To overturn this, she teamed up with the Raid Iapngar Handloom Weaver Cooperative Society in 2019 to create awareness of the potential of eri silk as a good source of livelihood for enterprising women and put the abundance of eri silk in the region into good use. Women were recruited and trained in yarn production and efficient ways of spinning and weaving. There was sensitization on the value of time and work and an introduction of the activity in the (Socially Useful Productive Work) Arts subject in schools. This all led to the revival of a lost tradition.

Iaishah received funding support from PRIME, the Cooperation Department, the Department of Sericulture and Weaving, the Block Office, the SELCO foundation, and the local MLA. Her initiative quickly became renowned across the State. Today, there are about 300 eri silk farmers and 15 full-time spinners and weavers from Raid Iapngar’s cluster of villages (which are Mawtneng, Nongrim, Nongladaw, Liarkhla, Liarbang, Kdonghula, and Thadnongiaw) working leisurely to produce some of the finest traditional women’s attires in Meghalaya – stoles, shawls, and wraparounds. Customers can find these products at various markets including retail outlets in Shillong where she supplies weekly. They can also find these silk brands at Iaishah’s ‘EriWeave’, her exclusive outlet in Kdonghulu, Ri Bhoi District. Prices range from Rs. 2500 to Rs. 3000 per meter. Revenue has also multiplied manyfold. In 2019, Rs. 20,000 was generated. By 2021, the revenue had become a handsome Rs. 40 lakhs. Iashah aims to generate Rs. 1 crore by 2024.
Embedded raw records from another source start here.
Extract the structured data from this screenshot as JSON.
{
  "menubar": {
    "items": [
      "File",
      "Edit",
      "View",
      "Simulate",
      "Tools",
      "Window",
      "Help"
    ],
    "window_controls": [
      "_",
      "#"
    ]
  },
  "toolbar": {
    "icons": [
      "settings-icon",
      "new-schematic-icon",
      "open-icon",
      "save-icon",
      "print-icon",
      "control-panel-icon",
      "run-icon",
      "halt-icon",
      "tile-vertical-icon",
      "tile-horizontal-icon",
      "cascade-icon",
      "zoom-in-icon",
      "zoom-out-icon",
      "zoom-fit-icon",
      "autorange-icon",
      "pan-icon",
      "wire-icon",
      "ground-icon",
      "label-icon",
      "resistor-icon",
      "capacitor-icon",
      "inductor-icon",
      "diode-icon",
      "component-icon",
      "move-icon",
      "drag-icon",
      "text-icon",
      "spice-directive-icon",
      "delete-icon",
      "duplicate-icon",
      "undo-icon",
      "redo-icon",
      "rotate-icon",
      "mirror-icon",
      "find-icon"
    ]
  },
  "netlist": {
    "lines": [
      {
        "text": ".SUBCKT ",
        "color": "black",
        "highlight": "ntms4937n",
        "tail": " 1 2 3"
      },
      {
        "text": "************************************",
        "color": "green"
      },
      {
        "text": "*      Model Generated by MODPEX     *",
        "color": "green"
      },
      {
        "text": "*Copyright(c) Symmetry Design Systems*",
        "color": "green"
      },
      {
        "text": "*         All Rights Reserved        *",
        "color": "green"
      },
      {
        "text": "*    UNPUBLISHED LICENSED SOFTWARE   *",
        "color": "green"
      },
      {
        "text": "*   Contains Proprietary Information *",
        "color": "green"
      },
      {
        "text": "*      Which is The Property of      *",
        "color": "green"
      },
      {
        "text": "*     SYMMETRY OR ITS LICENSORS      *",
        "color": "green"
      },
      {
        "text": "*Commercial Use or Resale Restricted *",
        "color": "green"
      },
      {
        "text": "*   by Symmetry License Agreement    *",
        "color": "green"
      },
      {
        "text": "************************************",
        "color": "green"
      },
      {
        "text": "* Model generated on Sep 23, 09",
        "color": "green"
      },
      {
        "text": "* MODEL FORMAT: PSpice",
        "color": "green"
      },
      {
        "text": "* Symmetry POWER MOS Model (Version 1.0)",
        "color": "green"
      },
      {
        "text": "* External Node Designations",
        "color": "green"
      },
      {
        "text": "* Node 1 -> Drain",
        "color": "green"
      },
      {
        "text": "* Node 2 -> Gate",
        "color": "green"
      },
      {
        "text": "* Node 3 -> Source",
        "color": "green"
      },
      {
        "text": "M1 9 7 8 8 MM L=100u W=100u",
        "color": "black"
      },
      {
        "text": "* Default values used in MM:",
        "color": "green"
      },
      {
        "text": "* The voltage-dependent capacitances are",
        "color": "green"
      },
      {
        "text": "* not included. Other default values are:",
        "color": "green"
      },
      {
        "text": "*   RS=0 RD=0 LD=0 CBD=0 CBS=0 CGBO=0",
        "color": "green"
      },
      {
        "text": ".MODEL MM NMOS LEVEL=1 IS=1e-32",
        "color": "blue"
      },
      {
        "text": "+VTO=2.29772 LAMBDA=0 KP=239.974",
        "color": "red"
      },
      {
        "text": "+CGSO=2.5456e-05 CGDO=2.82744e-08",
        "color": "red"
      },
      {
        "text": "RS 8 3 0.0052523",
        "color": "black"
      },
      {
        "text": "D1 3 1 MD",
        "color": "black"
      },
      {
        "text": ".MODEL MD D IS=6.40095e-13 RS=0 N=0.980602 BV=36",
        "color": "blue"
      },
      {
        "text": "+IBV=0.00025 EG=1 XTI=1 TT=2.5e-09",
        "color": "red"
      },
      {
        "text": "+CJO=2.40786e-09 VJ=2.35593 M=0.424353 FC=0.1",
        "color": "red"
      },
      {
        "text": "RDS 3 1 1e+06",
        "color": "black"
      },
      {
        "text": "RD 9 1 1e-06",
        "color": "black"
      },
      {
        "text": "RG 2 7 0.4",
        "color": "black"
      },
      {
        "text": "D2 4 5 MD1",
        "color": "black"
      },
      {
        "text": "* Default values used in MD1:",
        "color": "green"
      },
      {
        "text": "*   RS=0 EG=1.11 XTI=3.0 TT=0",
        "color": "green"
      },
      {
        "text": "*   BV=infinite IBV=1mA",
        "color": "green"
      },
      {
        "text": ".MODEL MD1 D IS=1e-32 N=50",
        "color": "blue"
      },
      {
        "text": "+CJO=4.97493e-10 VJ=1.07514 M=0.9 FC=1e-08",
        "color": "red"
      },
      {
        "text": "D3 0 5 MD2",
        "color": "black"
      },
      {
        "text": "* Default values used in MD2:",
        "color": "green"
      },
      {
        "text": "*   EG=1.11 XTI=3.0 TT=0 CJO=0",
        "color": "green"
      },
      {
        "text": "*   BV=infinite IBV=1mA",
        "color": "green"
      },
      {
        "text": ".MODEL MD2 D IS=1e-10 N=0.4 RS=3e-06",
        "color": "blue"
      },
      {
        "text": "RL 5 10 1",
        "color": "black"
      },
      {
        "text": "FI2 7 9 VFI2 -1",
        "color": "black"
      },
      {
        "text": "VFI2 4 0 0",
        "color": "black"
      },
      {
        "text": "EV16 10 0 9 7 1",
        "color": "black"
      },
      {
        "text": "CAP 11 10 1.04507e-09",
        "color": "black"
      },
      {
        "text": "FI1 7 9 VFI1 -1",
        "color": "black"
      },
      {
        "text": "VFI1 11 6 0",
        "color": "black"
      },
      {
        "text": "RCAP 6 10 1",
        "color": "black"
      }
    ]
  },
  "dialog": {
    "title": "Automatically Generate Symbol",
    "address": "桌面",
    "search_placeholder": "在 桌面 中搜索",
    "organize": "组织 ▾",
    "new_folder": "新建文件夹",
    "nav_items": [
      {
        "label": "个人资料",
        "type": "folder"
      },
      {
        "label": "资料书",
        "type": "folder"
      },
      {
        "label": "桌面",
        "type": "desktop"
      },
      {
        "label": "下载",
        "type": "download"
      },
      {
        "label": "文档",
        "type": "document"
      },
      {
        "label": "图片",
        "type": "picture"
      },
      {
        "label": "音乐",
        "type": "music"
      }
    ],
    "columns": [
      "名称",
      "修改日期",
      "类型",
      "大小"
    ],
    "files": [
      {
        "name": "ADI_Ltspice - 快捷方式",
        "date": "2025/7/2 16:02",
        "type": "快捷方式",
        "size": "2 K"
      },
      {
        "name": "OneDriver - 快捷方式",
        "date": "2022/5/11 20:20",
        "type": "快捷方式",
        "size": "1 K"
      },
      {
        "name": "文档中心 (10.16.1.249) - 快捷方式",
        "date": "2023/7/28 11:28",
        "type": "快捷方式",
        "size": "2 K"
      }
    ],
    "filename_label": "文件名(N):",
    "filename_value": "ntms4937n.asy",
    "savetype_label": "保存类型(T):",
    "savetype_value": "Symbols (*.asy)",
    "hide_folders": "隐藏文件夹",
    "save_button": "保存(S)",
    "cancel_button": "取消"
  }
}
One of the farmers, Felicia Rymbai stated that many in Raid Iapngar have always had the talent, but it was never developed because the line of work had previously not translated into sustainable livelihoods. Since the intervention, that school of thought has changed completely as women would return from the farms or their household chores to start weaving and spinning and earn extra income while engaging in friendly conversations. She stated that what has been most rewarding is the creation of jobs for the women in her community. What has been most empowering, however, is to watch them take ownership of the activity and contribute to sustainable and inclusive development after being afforded a positive and enabling work environment.